Creamy Chicken Soup with Potatoes
Ingredients You’ll Need:
For the Soup:
- 2 tablespoons butter
- 1 medium onion, diced
- 2 cloves garlic, minced
- 3 medium carrots, sliced
- 3 medium potatoes, peeled and cut into chunks
- 2 cups cooked chicken breast, shredded or chopped
- 4 cups chicken broth
- 1 cup heavy cream or half-and-half
- 1 teaspoon dried thyme
- 1 teaspoon dried parsley
- ½ teaspoon dried rosemary
- Salt and black pepper to taste
- Fresh dill or parsley, chopped (for garnish)
- 2 tablespoons all-purpose flour (optional for thickening)
- ¼ cup cold water (optional, if using flour)
How Much Time Will You Need?
This creamy chicken soup takes about 10 minutes to prep and around 25-30 minutes to cook. You’ll spend the time sautéing, simmering, and gently stirring in the cream. It’s a quick and hearty meal you can enjoy any day of the week.
Step-by-Step Instructions:
1. Sauté the Aromatics:
Warm your large pot over medium heat and melt the butter. Add the diced onion and cook, stirring occasionally, until the onion becomes soft and translucent, about 5 minutes. Then add the minced garlic and cook for another minute until you can smell its lovely aroma.
2. Add Vegetables and Broth:
Stir in the sliced carrots and potato chunks. Cook them with the onions and garlic for 2 to 3 minutes. Then pour in the chicken broth and raise the heat to bring the soup to a boil. Once boiling, turn the heat down to low, cover the pot, and let it simmer for 15 to 20 minutes, until the potatoes and carrots are tender.

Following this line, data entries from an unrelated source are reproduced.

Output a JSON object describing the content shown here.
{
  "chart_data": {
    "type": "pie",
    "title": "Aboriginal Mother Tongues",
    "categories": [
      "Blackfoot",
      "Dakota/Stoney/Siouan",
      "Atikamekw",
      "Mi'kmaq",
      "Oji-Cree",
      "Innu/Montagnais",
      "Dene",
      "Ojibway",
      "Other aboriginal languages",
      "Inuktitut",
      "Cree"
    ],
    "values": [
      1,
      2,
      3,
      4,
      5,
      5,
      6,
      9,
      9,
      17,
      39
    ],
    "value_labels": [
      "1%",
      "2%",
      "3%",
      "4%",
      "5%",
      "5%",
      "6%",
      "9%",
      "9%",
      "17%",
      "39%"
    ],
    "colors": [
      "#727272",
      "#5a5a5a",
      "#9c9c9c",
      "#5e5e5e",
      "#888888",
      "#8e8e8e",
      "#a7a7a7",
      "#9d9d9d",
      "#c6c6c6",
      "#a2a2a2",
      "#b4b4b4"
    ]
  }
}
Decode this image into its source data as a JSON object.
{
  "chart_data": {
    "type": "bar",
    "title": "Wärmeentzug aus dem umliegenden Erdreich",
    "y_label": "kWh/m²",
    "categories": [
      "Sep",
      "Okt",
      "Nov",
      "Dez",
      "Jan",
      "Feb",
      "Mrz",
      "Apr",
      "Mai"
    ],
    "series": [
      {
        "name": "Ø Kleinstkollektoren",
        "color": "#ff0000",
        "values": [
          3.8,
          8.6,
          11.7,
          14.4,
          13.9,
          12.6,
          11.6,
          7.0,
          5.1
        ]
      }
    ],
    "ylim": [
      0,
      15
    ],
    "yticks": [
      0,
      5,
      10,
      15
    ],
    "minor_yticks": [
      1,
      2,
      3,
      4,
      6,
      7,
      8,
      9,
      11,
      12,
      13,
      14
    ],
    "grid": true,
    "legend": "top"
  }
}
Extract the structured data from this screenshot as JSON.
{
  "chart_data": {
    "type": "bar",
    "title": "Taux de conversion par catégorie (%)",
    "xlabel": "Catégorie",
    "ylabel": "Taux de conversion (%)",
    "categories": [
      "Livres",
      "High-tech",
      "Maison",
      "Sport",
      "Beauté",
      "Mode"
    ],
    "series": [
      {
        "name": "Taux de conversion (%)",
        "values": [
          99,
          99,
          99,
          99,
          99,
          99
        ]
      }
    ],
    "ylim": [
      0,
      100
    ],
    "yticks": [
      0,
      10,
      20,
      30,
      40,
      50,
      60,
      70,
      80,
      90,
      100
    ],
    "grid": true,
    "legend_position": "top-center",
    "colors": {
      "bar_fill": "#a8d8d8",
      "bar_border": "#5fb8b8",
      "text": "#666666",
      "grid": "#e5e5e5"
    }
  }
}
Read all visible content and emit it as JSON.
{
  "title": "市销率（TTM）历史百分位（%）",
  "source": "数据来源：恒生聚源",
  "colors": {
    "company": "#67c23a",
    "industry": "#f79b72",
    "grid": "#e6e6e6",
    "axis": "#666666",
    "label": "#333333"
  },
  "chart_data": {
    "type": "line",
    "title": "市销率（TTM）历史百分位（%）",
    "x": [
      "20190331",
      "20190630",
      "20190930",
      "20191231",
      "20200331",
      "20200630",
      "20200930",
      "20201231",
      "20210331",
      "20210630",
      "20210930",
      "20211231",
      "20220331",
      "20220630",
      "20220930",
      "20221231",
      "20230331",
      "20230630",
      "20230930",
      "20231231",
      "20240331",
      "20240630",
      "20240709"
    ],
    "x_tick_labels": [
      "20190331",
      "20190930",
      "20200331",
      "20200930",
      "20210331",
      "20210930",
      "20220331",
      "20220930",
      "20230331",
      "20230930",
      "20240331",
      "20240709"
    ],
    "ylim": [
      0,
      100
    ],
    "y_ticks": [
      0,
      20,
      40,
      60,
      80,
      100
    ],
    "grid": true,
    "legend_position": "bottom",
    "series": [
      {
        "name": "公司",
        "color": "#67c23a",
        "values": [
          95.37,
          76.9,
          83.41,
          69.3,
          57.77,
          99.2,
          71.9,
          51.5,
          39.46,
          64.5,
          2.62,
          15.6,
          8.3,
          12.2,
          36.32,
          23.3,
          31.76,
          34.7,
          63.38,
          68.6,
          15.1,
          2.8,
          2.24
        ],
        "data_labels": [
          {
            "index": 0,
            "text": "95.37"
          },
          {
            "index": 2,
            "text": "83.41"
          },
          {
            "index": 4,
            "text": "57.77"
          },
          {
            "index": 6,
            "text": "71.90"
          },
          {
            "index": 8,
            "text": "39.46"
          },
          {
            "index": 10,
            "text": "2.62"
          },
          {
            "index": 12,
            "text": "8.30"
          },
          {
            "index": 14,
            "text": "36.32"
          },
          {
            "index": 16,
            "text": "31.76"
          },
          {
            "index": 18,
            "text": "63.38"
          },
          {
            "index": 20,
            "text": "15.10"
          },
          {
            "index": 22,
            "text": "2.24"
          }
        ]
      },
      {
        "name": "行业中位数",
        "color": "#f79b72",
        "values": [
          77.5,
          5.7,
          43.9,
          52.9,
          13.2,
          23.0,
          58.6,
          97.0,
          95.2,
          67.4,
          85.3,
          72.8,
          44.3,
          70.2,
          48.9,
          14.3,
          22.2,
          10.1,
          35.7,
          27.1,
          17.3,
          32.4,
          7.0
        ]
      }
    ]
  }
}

3. Incorporate Chicken and Herbs:
Add in the cooked chicken pieces along with the dried thyme, parsley, rosemary, salt, and black pepper. Stir everything well so the flavors blend together nicely.
4. Finish with Cream and Thicken:
Lower the heat to gentle, then slowly stir in the heavy cream or half-and-half. If you like your soup thicker, mix the flour with cold water to create a smooth slurry and whisk it into the soup gradually. Let it cook for another 5 minutes, stirring frequently, so the soup thickens just a bit and heats through evenly.
5. Serve and Garnish:
Taste the soup and add more salt and pepper if needed. Ladle the soup into bowls and sprinkle with fresh dill or parsley for a bright, fresh touch. Serve hot and enjoy!
Can I Use Frozen Chicken for This Soup?
Yes! Just make sure to thaw it completely before adding it to the soup. The best way is to thaw overnight in the fridge or use the defrost setting on your microwave.
How Can I Store Leftover Soup?
Store leftovers in an airtight container in the fridge for up to 3 days. Reheat gently on the stove or in the microwave, stirring occasionally to keep it creamy and smooth.
Can I Make This Soup Dairy-Free?
Absolutely! Replace the heavy cream with a dairy-free alternative like coconut milk or almond milk. Just add it toward the end to maintain the creamy texture.
What Can I Substitute for Potatoes?
If you want to skip potatoes, try diced sweet potatoes, turnips, or even cauliflower florets. They’ll add different flavors and textures while keeping the soup hearty.